I’m reminded of a book I started recently, “And Then We Came to the End.” (Love the title. If you’ve read my writing, you know that I adore beginning sentences with conjunctions…my inability to compress anything into a single thought must beget the need to ramble continuously, punctuation interspersed as a matter of necessity.) It’s about the fall of an advertising agency in Chicago in the midst of a recession. Of course, I’m halfway through. I haven’t finished yet, so I can’t tell you what happens, although if I had to hazard a guess, it might be that they come to the end.
The prose is slow, jumping here and there, relating stories I couldn’t care less about, and yet, I’m liking it. It’s a beautiful depiction of the monotony, of the meaninglessness that is the workday, which is somehow magnified to consume our entire existence. It’s heartbreaking and endless and realistic, all at once. I’m surrounded by the mid-toned golden pre-fab cubicle walls, lucky enough to have a window and 8 little plants. I have no decorations, other than a smattering of tea boxes and hand lotions. My existence is a mirror of theirs, although it’s not at all the same. And that’s the beauty of it.

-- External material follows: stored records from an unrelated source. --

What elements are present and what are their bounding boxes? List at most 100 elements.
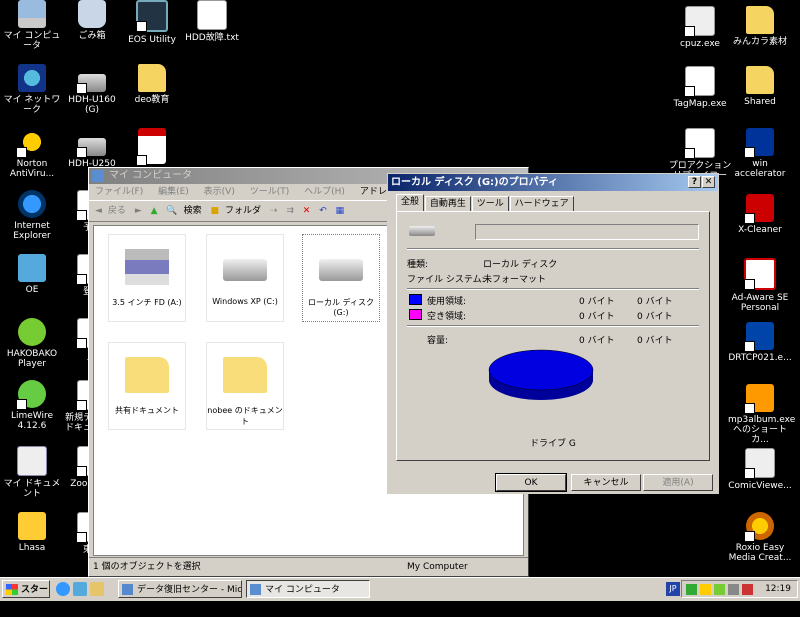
tab-hardware[interactable]: ハードウェア xyxy=(509,196,574,211)
task-my-computer[interactable]: マイ コンピュータ xyxy=(246,580,370,598)
folders-icon[interactable]: ■ xyxy=(211,206,220,216)
desktop-icon-label: マイ ドキュメント xyxy=(3,479,61,499)
back-button[interactable]: 戻る xyxy=(108,206,126,216)
left-desktop-icon-8[interactable]: HDH-U250 xyxy=(60,128,124,169)
left-desktop-icon-0[interactable]: マイ コンピュータ xyxy=(0,0,64,51)
limewire-icon xyxy=(16,380,46,410)
help-icon[interactable]: ? xyxy=(688,176,701,188)
undo-icon[interactable]: ↶ xyxy=(319,206,327,216)
desktop-icon-label: cpuz.exe xyxy=(680,39,720,49)
dialog-title: ローカル ディスク (G:)のプロパティ xyxy=(391,177,559,188)
filesystem-value: 未フォーマット xyxy=(483,275,547,285)
pdf-icon xyxy=(136,128,166,166)
outlook-quicklaunch-icon[interactable] xyxy=(73,582,87,596)
capacity-size: 0 バイト xyxy=(637,336,673,346)
browser-icon xyxy=(122,584,133,595)
menu-help[interactable]: ヘルプ(H) xyxy=(304,187,345,197)
left-desktop-icon-7[interactable]: Norton AntiViru... xyxy=(0,128,64,179)
ie-quicklaunch-icon[interactable] xyxy=(56,582,70,596)
desktop-icon-label: OE xyxy=(25,285,39,295)
desktop-icon-label: LimeWire 4.12.6 xyxy=(10,411,54,431)
explorer-statusbar: 1 個のオブジェクトを選択 My Computer xyxy=(89,557,528,576)
left-desktop-icon-18[interactable]: マイ ドキュメント xyxy=(0,446,64,499)
right-desktop-icon-0[interactable]: cpuz.exe xyxy=(668,6,732,49)
win-accelerator-icon xyxy=(744,128,774,158)
left-desktop-icon-3[interactable]: HDD故障.txt xyxy=(180,0,244,43)
left-desktop-icon-20[interactable]: Lhasa xyxy=(0,512,64,553)
forward-arrow-icon[interactable]: ► xyxy=(135,206,142,216)
up-folder-icon[interactable]: ▲ xyxy=(151,206,158,216)
right-desktop-icon-9[interactable]: mp3album.exe へのショートカ... xyxy=(728,384,796,445)
safely-remove-tray-icon[interactable] xyxy=(742,584,753,595)
file-item-shared-documents[interactable]: 共有ドキュメント xyxy=(108,342,186,430)
back-arrow-icon[interactable]: ◄ xyxy=(95,206,102,216)
search-button[interactable]: 検索 xyxy=(184,206,202,216)
task-data-recovery[interactable]: データ復旧センター - Micr... xyxy=(118,580,242,598)
right-desktop-icon-8[interactable]: DRTCP021.e... xyxy=(728,322,792,363)
right-desktop-icon-3[interactable]: Shared xyxy=(728,66,792,107)
apply-button[interactable]: 適用(A) xyxy=(643,474,713,491)
clock[interactable]: 12:19 xyxy=(765,581,791,598)
left-desktop-icon-1[interactable]: ごみ箱 xyxy=(60,0,124,41)
tab-general[interactable]: 全般 xyxy=(396,194,425,211)
taskbar: スタート データ復旧センター - Micr... マイ コンピュータ JP 12… xyxy=(0,577,800,613)
left-desktop-icon-14[interactable]: HAKOBAKO Player xyxy=(0,318,64,369)
desktop-icon-label: DRTCP021.e... xyxy=(728,353,792,363)
right-desktop-icon-11[interactable]: Roxio Easy Media Creat... xyxy=(728,512,792,563)
search-icon[interactable]: 🔍 xyxy=(166,206,177,216)
tab-tools[interactable]: ツール xyxy=(471,196,509,211)
antivirus-tray-icon[interactable] xyxy=(714,584,725,595)
right-desktop-icon-2[interactable]: TagMap.exe xyxy=(668,66,732,109)
file-item-user-documents[interactable]: nobee のドキュメント xyxy=(206,342,284,430)
tab-autoplay[interactable]: 自動再生 xyxy=(424,196,471,211)
left-desktop-icon-4[interactable]: マイ ネットワーク xyxy=(0,64,64,115)
lhasa-icon xyxy=(18,512,46,540)
left-desktop-icon-6[interactable]: deo教育 xyxy=(120,64,184,105)
dialog-titlebar[interactable]: ローカル ディスク (G:)のプロパティ ? ✕ xyxy=(388,174,718,191)
start-button[interactable]: スタート xyxy=(2,580,50,613)
address-label: アドレ xyxy=(359,187,387,197)
file-item-floppy[interactable]: 3.5 インチ FD (A:) xyxy=(108,234,186,322)
ok-button[interactable]: OK xyxy=(495,473,567,492)
cpuz-icon xyxy=(684,6,715,37)
show-desktop-icon[interactable] xyxy=(90,582,104,596)
left-desktop-icon-5[interactable]: HDH-U160 (G) xyxy=(60,64,124,115)
network-tray-icon[interactable] xyxy=(686,584,697,595)
recycle-bin-icon xyxy=(78,0,106,28)
pie-top xyxy=(488,349,594,391)
menu-tools[interactable]: ツール(T) xyxy=(250,187,290,197)
file-item-c-drive[interactable]: Windows XP (C:) xyxy=(206,234,284,322)
volume-label-input[interactable] xyxy=(475,224,699,240)
menu-file[interactable]: ファイル(F) xyxy=(95,187,143,197)
copy-to-icon[interactable]: ⇉ xyxy=(286,206,294,216)
views-icon[interactable]: ▦ xyxy=(336,206,345,216)
left-desktop-icon-10[interactable]: Internet Explorer xyxy=(0,190,64,241)
file-item-g-drive[interactable]: ローカル ディスク (G:) xyxy=(302,234,380,322)
folders-button[interactable]: フォルダ xyxy=(225,206,261,216)
right-desktop-icon-6[interactable]: X-Cleaner xyxy=(728,194,792,235)
norton-icon xyxy=(16,128,46,158)
menu-edit[interactable]: 編集(E) xyxy=(158,187,189,197)
divider xyxy=(407,288,699,290)
left-desktop-icon-2[interactable]: EOS Utility xyxy=(120,0,184,45)
cancel-button[interactable]: キャンセル xyxy=(571,474,641,491)
right-desktop-icon-7[interactable]: Ad-Aware SE Personal xyxy=(728,258,792,313)
norton-tray-icon[interactable] xyxy=(700,584,711,595)
desktop-icon-label: HAKOBAKO Player xyxy=(6,349,58,369)
move-to-icon[interactable]: ⇢ xyxy=(270,206,278,216)
ime-indicator[interactable]: JP xyxy=(666,582,680,596)
right-desktop-icon-10[interactable]: ComicViewe... xyxy=(728,448,792,491)
right-desktop-icon-1[interactable]: みんカラ素材 xyxy=(728,6,792,47)
general-panel: 種類: ローカル ディスク ファイル システム: 未フォーマット 使用領域: 0… xyxy=(396,211,710,461)
menu-view[interactable]: 表示(V) xyxy=(204,187,235,197)
left-desktop-icon-12[interactable]: OE xyxy=(0,254,64,295)
close-icon[interactable]: ✕ xyxy=(702,176,715,188)
volume-tray-icon[interactable] xyxy=(728,584,739,595)
folder-icon xyxy=(138,64,166,92)
task-label: データ復旧センター - Micr... xyxy=(137,585,242,595)
my-computer-icon xyxy=(250,584,261,595)
desktop-icon-label: mp3album.exe へのショートカ... xyxy=(728,415,796,445)
left-desktop-icon-16[interactable]: LimeWire 4.12.6 xyxy=(0,380,64,431)
delete-icon[interactable]: ✕ xyxy=(303,206,311,216)
right-desktop-icon-5[interactable]: win accelerator xyxy=(728,128,792,179)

I’ve been enjoying disillusionment literature lately. That’s not a genre, but it should be. I’ve written before about the letdown that was the realization that there is not this magic sense of resolve/purpose/justice/happy endings that we were sold in the literature of childhood…and I’m somewhat pleased to know that much of our adult artistic endeavors can be focused on puzzling out the muddling through that comprises the rest of our lives. Comfort in solidarity, I guess.
I recently finished “The Postmortal,” which is a haunting tale of a dystopian future in which science has discovered a cure for aging, and the population has fallen into near-anarchy. But that’s not the point of it, really. The story centers on a man who’s watched everything he loves fall away in part because of his own (in)action and in part because of this cure for aging. It’s a book that reminds us that all we have left in the end is love and the people with whom we share these experiences, no matter how small. After I read it, I forced the cat to cuddle with me while I cried into his fur and begged him not to ever die. I came away from it reminded that life wouldn’t be so beautiful if it didn’t end; that the temporary nature of it is part of the beauty. Things are, for their time, and then they aren’t. What they leave behind is the faintest whisper of their presence, memories of joy to be called up in dark hours, some legacy of interaction, hope.
I am an excellent beginner. Promise excites me. Much like the books that litter my life, half-read, consumed diligently for a few days before being discarded in favor of a new magazine, or a new book, or a Netflix show, I find myself struggling with the push to follow through. The beginning is bright, the future full of promise of the best things to come, and yet, when we get to it, there is always that looking forward and not so much realization that this present current now will stretch on endlessly.
There is consolation in the status quo, to be sure, and the complacency in repetitive routines is calming, reassuring. Yes, we rage against the things that can (or generally, can’t) be changed, but we take comfort that we’ve let it out, briefly appeased, forgetting that it will rise again unless we make the leap to change.
For me, it’s fear. The fear of the unknown; the fear of failure; the fear of that feeling of nervousness that comes with next experiences. Fear is the thing I’ve worked the most to fight in my life, and I’m sure the thing that will I will fight continuously for the rest of my own ever. Which is silly, because everything is new at some point. The swirling of anxiety pooling in the stomach will dissipate; all storms must eventually lose their momentum and die out, quietly. And yet, I find myself bound by those invisible barriers.
We are the sum of our parts (broadly; our memories, our experiences, our biology, our synapses, our hopes, our loves – reread that until “our” loses its meaning, because it will, and because you can), our power is internal and boundless. It’s a matter of harnessing that into moderately tangible progress, in accordance with our own end goals.
Damn. This means I need to reassess and cement some end goals. 2016 – Exploration, Visualization, Actualization. At last, we’ve accomplished one thing: a plan to plan (my favorite kind of plan), and some nice catchy words to go with it. And thus, we go. Onward. It’s like the Robert Frost quote that my brother had engraved on an iPod he got me when I graduated from high school (or was it college?) – “The best way out is always through.”